Yerelde yürüttükleri bu çalışmayla Balıkesir’de Çocuk İzlem Merkezi’nin kurulmasına katkı koyan Sil Baştan Derneği’ne atölyenin ikinci gününde dayanışma merkezi ve sığınaklar hakkında aktarım yaptık. Şiddete maruz kalan kadın ve çocuklarla feminist yöntemlerle dayanışma kurarken dayanışma merkezlerinin kadınların güçlenmek ve şiddetle baş edebilmek için desteğe eriştiği yerler olduğunu ve bu çalışmanın temel ilkelerini ele aldık.

Sil Baştan Derneği’nin de kadınlarla dayanışma kurarken kadınları yargılamadan, ayrımcılığa uğramadan yaşadıklarını anlatabilecekleri ve ihtiyaç duydukları desteklere dair bilgi alabilecekleri bu mekanizmalara yönlendirilebilecekleri konusunda buna nasıl alan açabileceğine dair imkanları ve yöntemleri ele alarak atölyeyi sonlandırdık.

Antalya Kadın Danışma Merkezi ve Dayanışma Derneği’nin 17-19 Nisan 2022 tarihlerinde Antalya’da yüz yüze düzenlemiş olduğu Öz Savunma Atölyesi’nin ilk gününe Mor Çatı’dan kolaylaştırıcılar olarak dahil olduk. Farklı alanlarda okuyan ve çalışan özellikle genç kadınların yoğun ilgi gösterdiği atölyeye 20 kadın katıldı.
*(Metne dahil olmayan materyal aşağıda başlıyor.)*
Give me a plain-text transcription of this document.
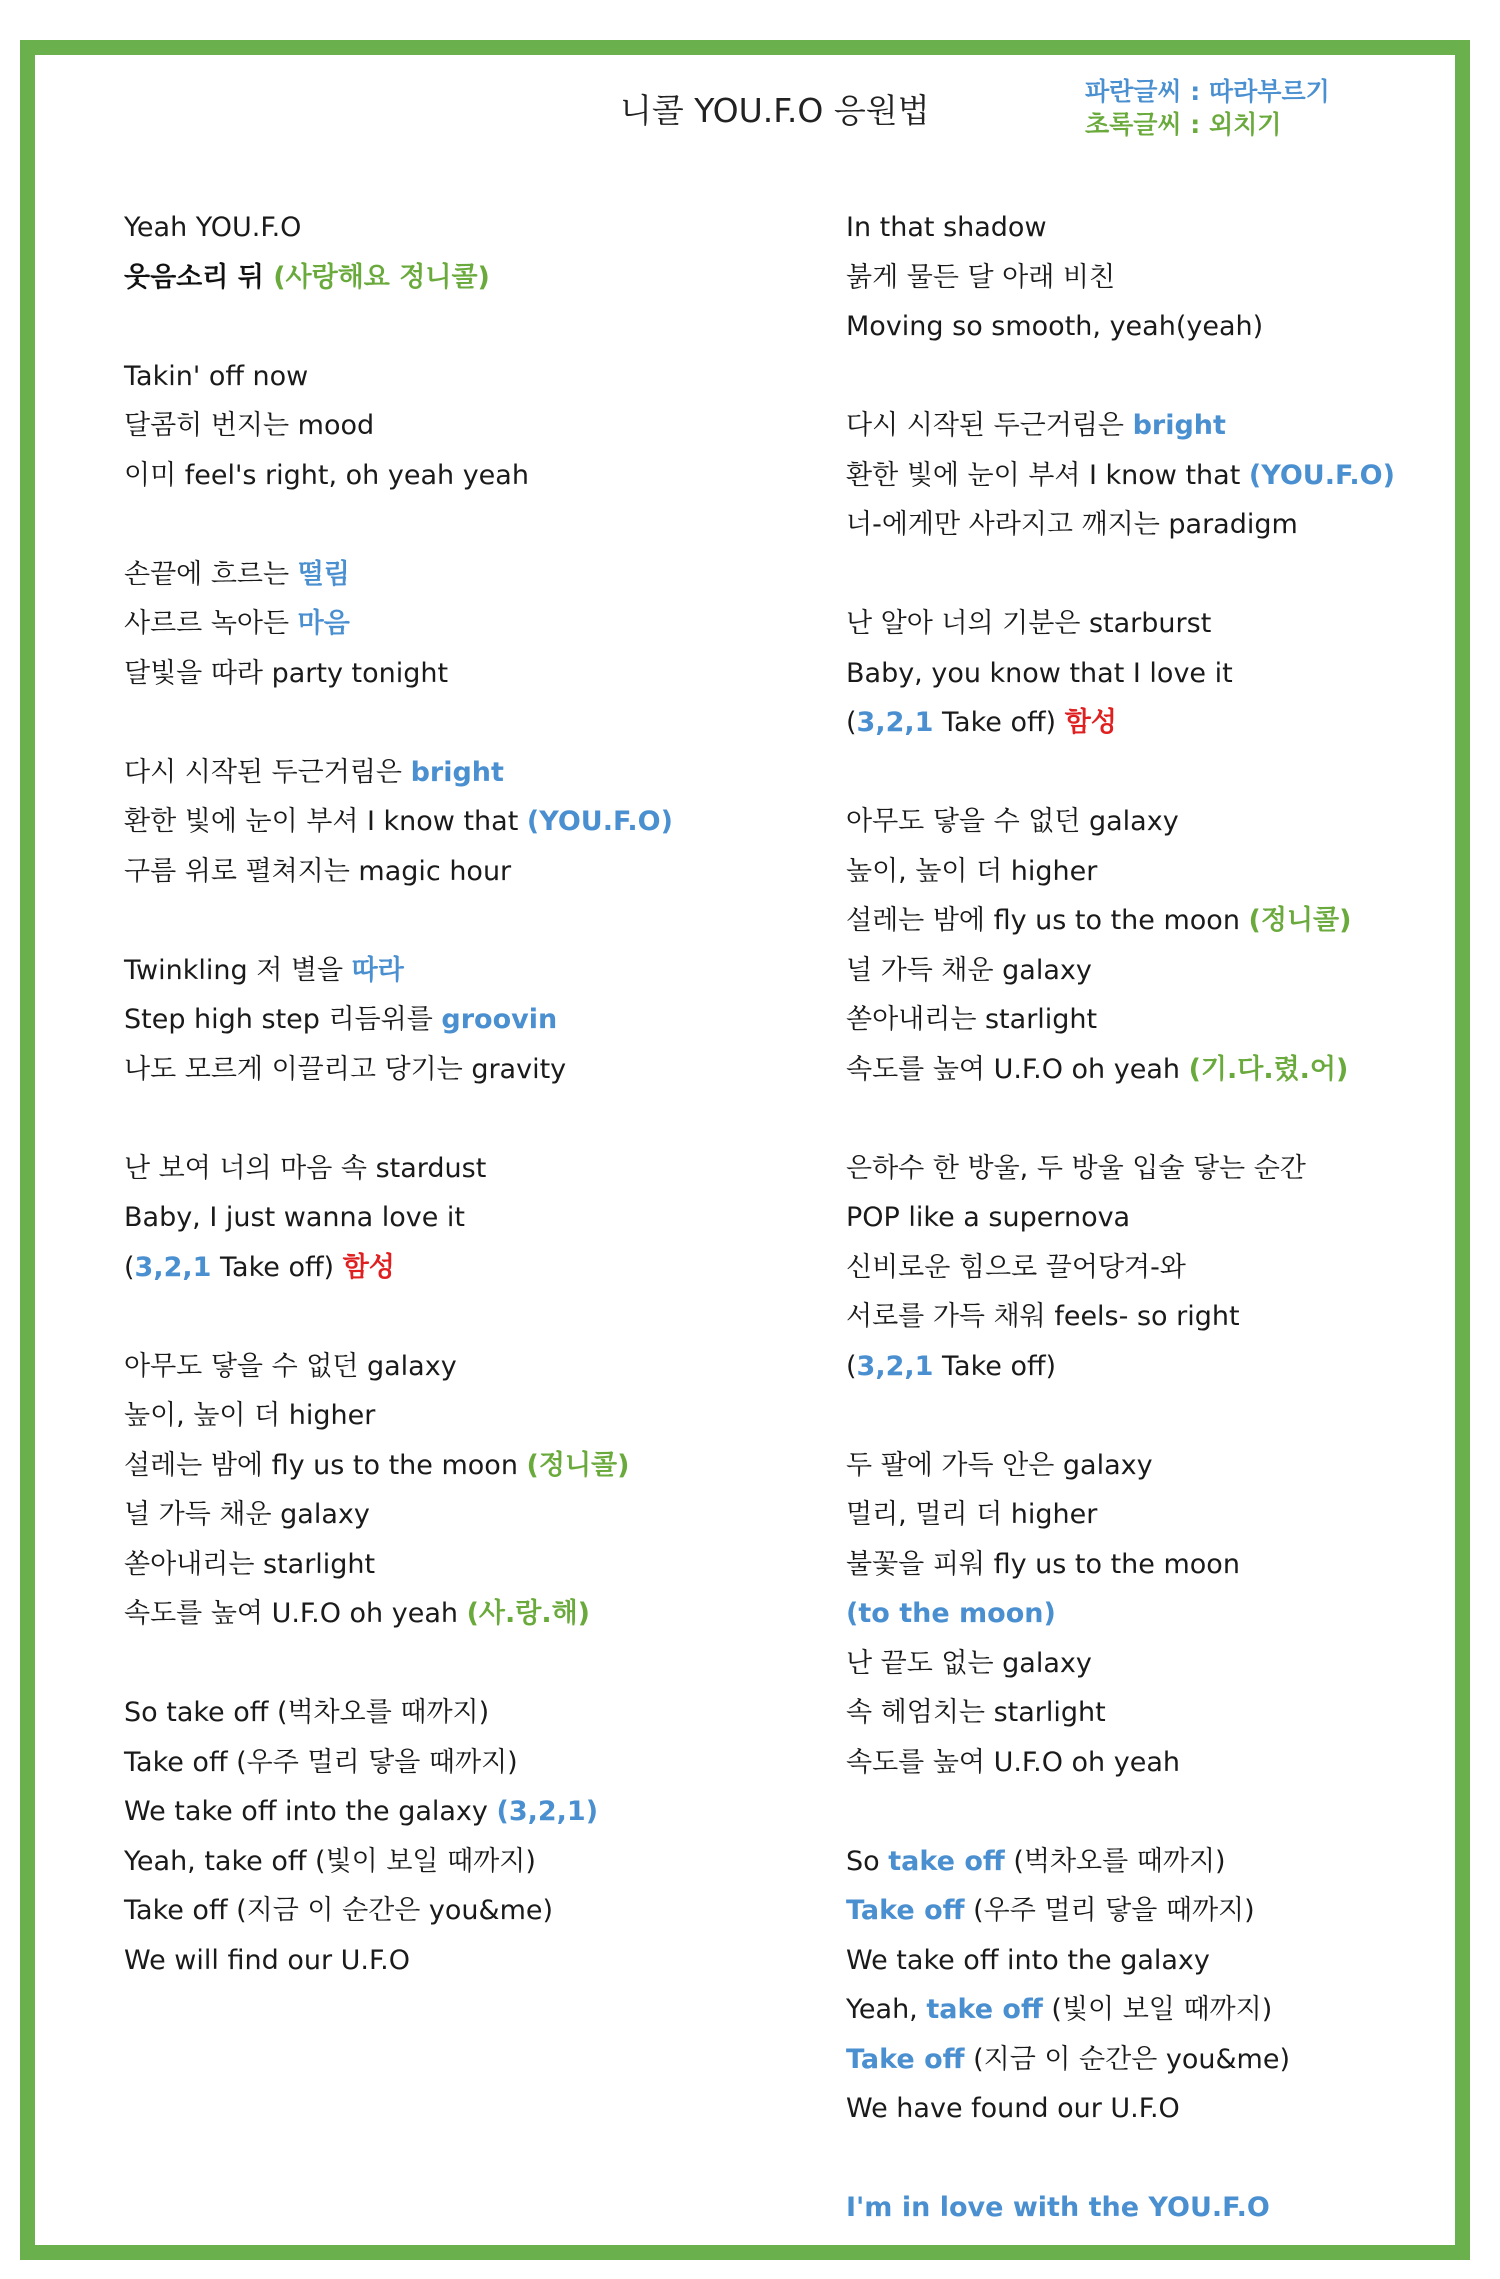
니콜 YOU.F.O 응원법	파란글씨 : 따라부르기
초록글씨 : 외치기
Yeah YOU.F.O
웃음소리 뒤 (사랑해요 정니콜)
Takin' off now
달콤히 번지는 mood
이미 feel's right, oh yeah yeah
손끝에 흐르는 떨림
사르르 녹아든 마음
달빛을 따라 party tonight
다시 시작된 두근거림은 bright
환한 빛에 눈이 부셔 I know that (YOU.F.O)
구름 위로 펼쳐지는 magic hour
Twinkling 저 별을 따라
Step high step 리듬위를 groovin
나도 모르게 이끌리고 당기는 gravity
난 보여 너의 마음 속 stardust
Baby, I just wanna love it
(3,2,1 Take off) 함성
아무도 닿을 수 없던 galaxy
높이, 높이 더 higher
설레는 밤에 fly us to the moon (정니콜)
널 가득 채운 galaxy
쏟아내리는 starlight
속도를 높여 U.F.O oh yeah (사.랑.해)
So take off (벅차오를 때까지)
Take off (우주 멀리 닿을 때까지)
We take off into the galaxy (3,2,1)
Yeah, take off (빛이 보일 때까지)
Take off (지금 이 순간은 you&me)
We will find our U.F.O
In that shadow
붉게 물든 달 아래 비친
Moving so smooth, yeah(yeah)
다시 시작된 두근거림은 bright
환한 빛에 눈이 부셔 I know that (YOU.F.O)
너-에게만 사라지고 깨지는 paradigm
난 알아 너의 기분은 starburst
Baby, you know that I love it
(3,2,1 Take off) 함성
아무도 닿을 수 없던 galaxy
높이, 높이 더 higher
설레는 밤에 fly us to the moon (정니콜)
널 가득 채운 galaxy
쏟아내리는 starlight
속도를 높여 U.F.O oh yeah (기.다.렸.어)
은하수 한 방울, 두 방울 입술 닿는 순간
POP like a supernova
신비로운 힘으로 끌어당겨-와
서로를 가득 채워 feels- so right
(3,2,1 Take off)
두 팔에 가득 안은 galaxy
멀리, 멀리 더 higher
불꽃을 피워 fly us to the moon
(to the moon)
난 끝도 없는 galaxy
속 헤엄치는 starlight
속도를 높여 U.F.O oh yeah
So take off (벅차오를 때까지)
Take off (우주 멀리 닿을 때까지)
We take off into the galaxy
Yeah, take off (빛이 보일 때까지)
Take off (지금 이 순간은 you&me)
We have found our U.F.O
I'm in love with the YOU.F.O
Mor Çatı’nın ilk gününü kolaylaştırdığı atölyede öz savunma anlayışımızın ne kadar geniş olduğunu, yalnız fiziksel/bedensel değil, duygusal, sosyal, cinsel sınırlarımızla ilgili konuşabilmenin, kadınlık deneyimlerimizi paylaşabilmenin de ne kadar güçlendirici bir öz savunma yöntemi olabileceğini keşfettik. Atölye çalışmasında hepimizin içselleştirdiği cinsiyet rolleri, duygusal ilişkilerdeki sınırlar ve annelik gibi birçok konudan söz ettik. Ardından kadına yönelik şiddete feminist yaklaşım özelinde tartışmalar yürüttük.

Atölye boyunca erkek şiddetine feminist yaklaşımın getirdiği perspektifin bugünden yarına değil, uzun erimli bir kadın mücadelesinin sonucu olduğuna ve feminist mücadelenin tarihsel sürecine odaklandık. Son olarak tüm bu bilgiler ile beraber kendimize, kendi duygusal ilişkilerimizi, kadınlık hallerimizi ve sınırlarımızı sorguladığımız bir alan açtık.

Atölye sonucunda şiddetin “geliyorum” dediği alarmları, bizim bu anlardaki duygularımızı, kendimizi sınır ihlali altında bulduğumuz hallerde güçlenmek için geliştirebileceğimiz stratejileri konuştuğumuz bir paylaşım ve dayanışma grubu oluştu.